Harvard scientists use 3D printer to create 4D flower
The latest creation from scientists at Harvard marks a new chapter in biology-inspired engineering. Two teams of scientists worked together to advance 3D microscale printing capabilities with a product that is responsive to time.
Scientists at the Wyss Institute for Biologically Inspired Engineering at Harvard University, and the Harvard John A. Paulson School of Engineering and Applied Sciences, have taken their 3D printing technology up a level – to the fourth dimension.
Their biology-inspired creation attempts to mimic natural structures that are able to change form in response to their environment. The Harvard scientists unveiled a “hydrogel composite structure” that resembles an orchid and can change shape when submerged in water.

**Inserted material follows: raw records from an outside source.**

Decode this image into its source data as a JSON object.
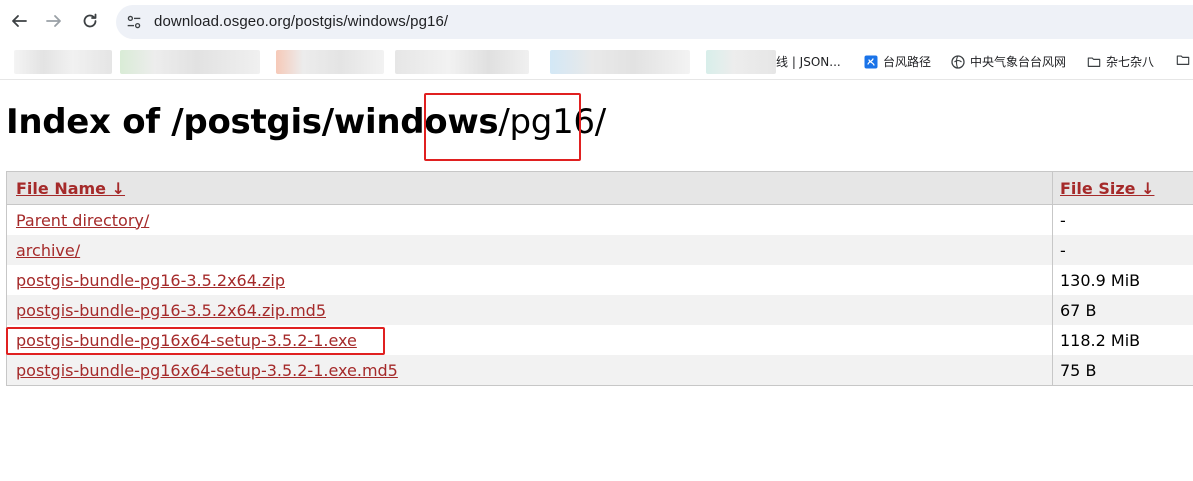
{
  "browser": {
    "url": "download.osgeo.org/postgis/windows/pg16/",
    "bookmarks": [
      {
        "label": "线 | JSON..."
      },
      {
        "label": "台风路径",
        "icon": "typhoon-icon"
      },
      {
        "label": "中央气象台台风网",
        "icon": "globe-icon"
      },
      {
        "label": "杂七杂八",
        "icon": "folder-icon"
      }
    ]
  },
  "page": {
    "title_main": "Index of /postgis/windows",
    "title_tail": "/pg16/",
    "table": {
      "col_name": "File Name  ↓",
      "col_size": "File Size  ↓",
      "rows": [
        {
          "name": "Parent directory/",
          "size": "-"
        },
        {
          "name": "archive/",
          "size": "-"
        },
        {
          "name": "postgis-bundle-pg16-3.5.2x64.zip",
          "size": "130.9 MiB"
        },
        {
          "name": "postgis-bundle-pg16-3.5.2x64.zip.md5",
          "size": "67 B"
        },
        {
          "name": "postgis-bundle-pg16x64-setup-3.5.2-1.exe",
          "size": "118.2 MiB"
        },
        {
          "name": "postgis-bundle-pg16x64-setup-3.5.2-1.exe.md5",
          "size": "75 B"
        }
      ]
    }
  },
  "colors": {
    "link": "#a52a2a",
    "highlight": "#e02020",
    "header_bg": "#e6e6e6",
    "alt_row_bg": "#f2f2f2"
  }
}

“This work represents an elegant advance in programmable materials assembly, made possible by a multidisciplinary approach,” senior author of the study Jennifer Lewis said. “We have now gone beyond integrating form and function to create transformable architectures.”
The 4D-printed orchids are programmed with precise and localized swelling, and contain cellulose fibrils, or tiny fibers, from wood. They are meant to function in place of the microstructures that enable plants to change shapes. The outcome is that the make-up of the orchid responds to water – the stimuli – much the same as a typical plant organ such as tendrils, leaves, or flowers might.
As the first layer of the liquid-like hydrogel is laid by the printer, it quickly hardens as the cellulose fibrils are aligned and the composite ink is encoded with directionally-dependent stiffness and swelling. They are then formed into a pattern that results in the orchid’s ability to take intricate shapes. Not only is the orchid then able to move in varied directions, but it can be predicted and controlled.
As the scientists point out in the Harvard Gazette, “The new method opens up new potential applications for 4D printing technology, including smart textiles, soft electronics, biomedical devices, and tissue engineering.”
The results of this innovation are dependent on the materials used, and can be tuned to be more conductive of electricity or for more biocompatability. “We can control the curvature both discretely and continuously using our entirely tunable and programmable method,” said Elisabetta Matsumoto, a co-lead author.